Ministry of Livestock and Fisheries

Ministry overview
- Jurisdiction: Government of Tanzania
- Headquarters: Dar es Salaam 6°49′0″S 39°17′40″E﻿ / ﻿6.81667°S 39.29444°E
- Minister responsible: Abdallah Ulega;
- Ministry executives: Elisante Ole Gabriel, Permanent Secretary - Livestock; Rashid Tamatamah, Permanent Secretary - Fisheries;
- Website: www.mifugouvuvi.go.tz

= Ministry of Livestock and Fisheries (Tanzania) =

Government ministry of Tanzania

The Ministry of Livestock and Fisheries is a government ministry in Tanzania.

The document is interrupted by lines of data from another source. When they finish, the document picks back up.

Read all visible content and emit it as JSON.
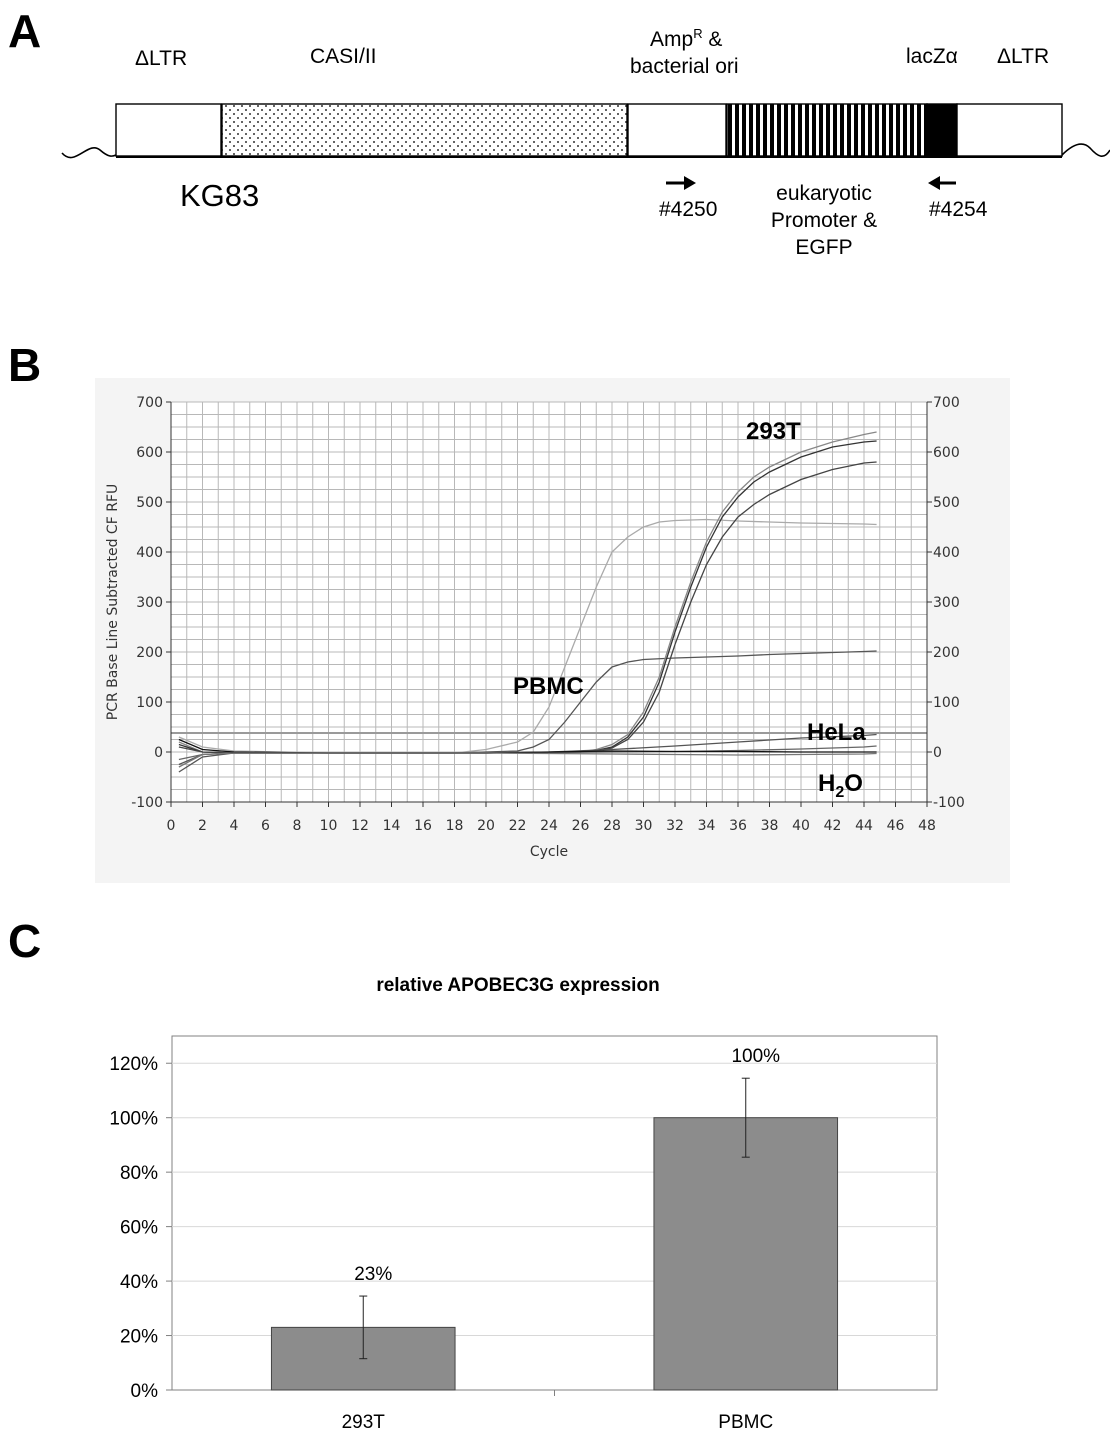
{
  "panels": {
    "a": "A",
    "b": "B",
    "c": "C"
  },
  "construct": {
    "name": "KG83",
    "ltr_left": "ΔLTR",
    "casi": "CASI/II",
    "ampr_main": "Amp",
    "ampr_sup": "R",
    "ampr_rest": " &",
    "bacterial_ori": "bacterial ori",
    "lacz": "lacZα",
    "ltr_right": "ΔLTR",
    "primer_fwd": "#4250",
    "primer_rev": "#4254",
    "promoter_lines": [
      "eukaryotic",
      "Promoter &",
      "EGFP"
    ]
  },
  "chart_data": [
    {
      "type": "line",
      "xlabel": "Cycle",
      "ylabel": "PCR Base Line Subtracted CF RFU",
      "xlim": [
        0,
        48
      ],
      "ylim": [
        -100,
        700
      ],
      "x_ticks": [
        0,
        2,
        4,
        6,
        8,
        10,
        12,
        14,
        16,
        18,
        20,
        22,
        24,
        26,
        28,
        30,
        32,
        34,
        36,
        38,
        40,
        42,
        44,
        46,
        48
      ],
      "y_ticks": [
        -100,
        0,
        100,
        200,
        300,
        400,
        500,
        600,
        700
      ],
      "grid": true,
      "threshold": 38,
      "annotations": {
        "t293": "293T",
        "pbmc": "PBMC",
        "hela": "HeLa",
        "h2o_main": "H",
        "h2o_sub": "2",
        "h2o_end": "O"
      },
      "series": [
        {
          "color": "#aaaaaa",
          "x": [
            0.5,
            2,
            4,
            10,
            18,
            20,
            22,
            23,
            24,
            25,
            26,
            27,
            28,
            29,
            30,
            31,
            32,
            34,
            36,
            38,
            40,
            42,
            44,
            44.8
          ],
          "y": [
            30,
            10,
            2,
            -2,
            -2,
            5,
            20,
            40,
            90,
            170,
            250,
            330,
            400,
            430,
            450,
            460,
            463,
            465,
            462,
            460,
            458,
            457,
            456,
            455
          ]
        },
        {
          "color": "#555555",
          "x": [
            0.5,
            2,
            4,
            10,
            18,
            22,
            23,
            24,
            25,
            26,
            27,
            28,
            29,
            30,
            32,
            34,
            36,
            38,
            40,
            42,
            44,
            44.8
          ],
          "y": [
            -40,
            -10,
            -2,
            -2,
            -2,
            2,
            10,
            25,
            60,
            100,
            140,
            170,
            180,
            185,
            188,
            190,
            192,
            195,
            197,
            199,
            201,
            202
          ]
        },
        {
          "color": "#888888",
          "x": [
            0.5,
            2,
            4,
            10,
            20,
            26,
            27,
            28,
            29,
            30,
            31,
            32,
            33,
            34,
            35,
            36,
            37,
            38,
            40,
            42,
            44,
            44.8
          ],
          "y": [
            20,
            0,
            -2,
            -2,
            -2,
            0,
            5,
            15,
            35,
            80,
            150,
            250,
            340,
            420,
            480,
            520,
            550,
            570,
            600,
            620,
            635,
            640
          ]
        },
        {
          "color": "#333333",
          "x": [
            0.5,
            2,
            4,
            10,
            20,
            26,
            27,
            28,
            29,
            30,
            31,
            32,
            33,
            34,
            35,
            36,
            37,
            38,
            40,
            42,
            44,
            44.8
          ],
          "y": [
            15,
            0,
            -2,
            -2,
            -2,
            0,
            3,
            10,
            30,
            70,
            140,
            240,
            330,
            410,
            470,
            510,
            540,
            560,
            590,
            610,
            620,
            622
          ]
        },
        {
          "color": "#444444",
          "x": [
            0.5,
            2,
            4,
            10,
            20,
            26,
            27,
            28,
            29,
            30,
            31,
            32,
            33,
            34,
            35,
            36,
            37,
            38,
            40,
            42,
            44,
            44.8
          ],
          "y": [
            10,
            0,
            -2,
            -2,
            -2,
            0,
            2,
            8,
            25,
            60,
            120,
            215,
            300,
            375,
            430,
            470,
            495,
            515,
            545,
            565,
            578,
            580
          ]
        },
        {
          "color": "#555555",
          "x": [
            0.5,
            2,
            4,
            10,
            20,
            24,
            28,
            32,
            36,
            40,
            44,
            44.8
          ],
          "y": [
            -25,
            -5,
            -2,
            -2,
            -2,
            0,
            5,
            12,
            20,
            28,
            33,
            35
          ]
        },
        {
          "color": "#666666",
          "x": [
            0.5,
            2,
            4,
            10,
            20,
            24,
            28,
            32,
            36,
            40,
            44,
            44.8
          ],
          "y": [
            -15,
            -5,
            -2,
            -2,
            -2,
            -1,
            0,
            1,
            3,
            6,
            10,
            12
          ]
        },
        {
          "color": "#111111",
          "x": [
            0.5,
            2,
            4,
            10,
            20,
            24,
            28,
            32,
            36,
            40,
            44,
            44.8
          ],
          "y": [
            25,
            5,
            0,
            -2,
            -2,
            0,
            2,
            1,
            1,
            0,
            0,
            0
          ]
        },
        {
          "color": "#777777",
          "x": [
            0.5,
            2,
            4,
            10,
            20,
            24,
            28,
            32,
            36,
            40,
            44,
            44.8
          ],
          "y": [
            -30,
            -5,
            -2,
            -2,
            -2,
            -3,
            -4,
            -5,
            -6,
            -5,
            -4,
            -3
          ]
        }
      ]
    },
    {
      "type": "bar",
      "title": "relative APOBEC3G expression",
      "categories": [
        "293T",
        "PBMC"
      ],
      "values": [
        23,
        100
      ],
      "value_labels": [
        "23%",
        "100%"
      ],
      "error": [
        11.5,
        14.5
      ],
      "ylim": [
        0,
        130
      ],
      "y_ticks": [
        0,
        20,
        40,
        60,
        80,
        100,
        120
      ],
      "y_tick_labels": [
        "0%",
        "20%",
        "40%",
        "60%",
        "80%",
        "100%",
        "120%"
      ],
      "bar_color": "#8c8c8c",
      "grid": true
    }
  ]
}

Its mission is to "build and support the technical and professional capacity of local government authorities and [the] private sector ... to develop, manage, and regulate the livestock and fisheries resources sustainably."

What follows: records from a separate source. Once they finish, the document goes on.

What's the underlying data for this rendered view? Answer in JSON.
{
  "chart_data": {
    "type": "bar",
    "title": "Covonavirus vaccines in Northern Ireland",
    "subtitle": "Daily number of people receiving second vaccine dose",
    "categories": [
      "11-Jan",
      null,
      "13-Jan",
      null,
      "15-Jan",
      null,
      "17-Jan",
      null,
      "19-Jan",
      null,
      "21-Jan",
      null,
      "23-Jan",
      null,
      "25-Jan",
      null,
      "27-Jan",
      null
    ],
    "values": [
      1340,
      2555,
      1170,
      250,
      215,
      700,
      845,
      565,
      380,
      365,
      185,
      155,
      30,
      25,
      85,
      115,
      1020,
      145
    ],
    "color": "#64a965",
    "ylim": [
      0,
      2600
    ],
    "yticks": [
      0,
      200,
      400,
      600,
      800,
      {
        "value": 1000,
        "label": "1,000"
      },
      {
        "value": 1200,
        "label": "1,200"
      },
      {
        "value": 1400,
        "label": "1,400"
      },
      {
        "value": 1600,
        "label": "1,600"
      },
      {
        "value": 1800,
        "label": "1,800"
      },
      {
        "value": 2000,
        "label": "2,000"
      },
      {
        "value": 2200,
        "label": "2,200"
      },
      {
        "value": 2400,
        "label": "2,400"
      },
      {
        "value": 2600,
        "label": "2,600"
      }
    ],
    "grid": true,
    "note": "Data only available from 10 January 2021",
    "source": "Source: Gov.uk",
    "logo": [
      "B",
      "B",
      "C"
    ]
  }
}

The Minister for Livestock and Fisheries is Abdallah Ulega.

==Blue economy==
Tanzania has adopted the blue economy drive by setting aside a huge amount to improve productivity & efficiency in fish farming and deep sea fishing.

Government of Tanzania are set to supply Small and Medium Entrepreneurs with 320 modern fishing boats so they can benefit from the blue economy.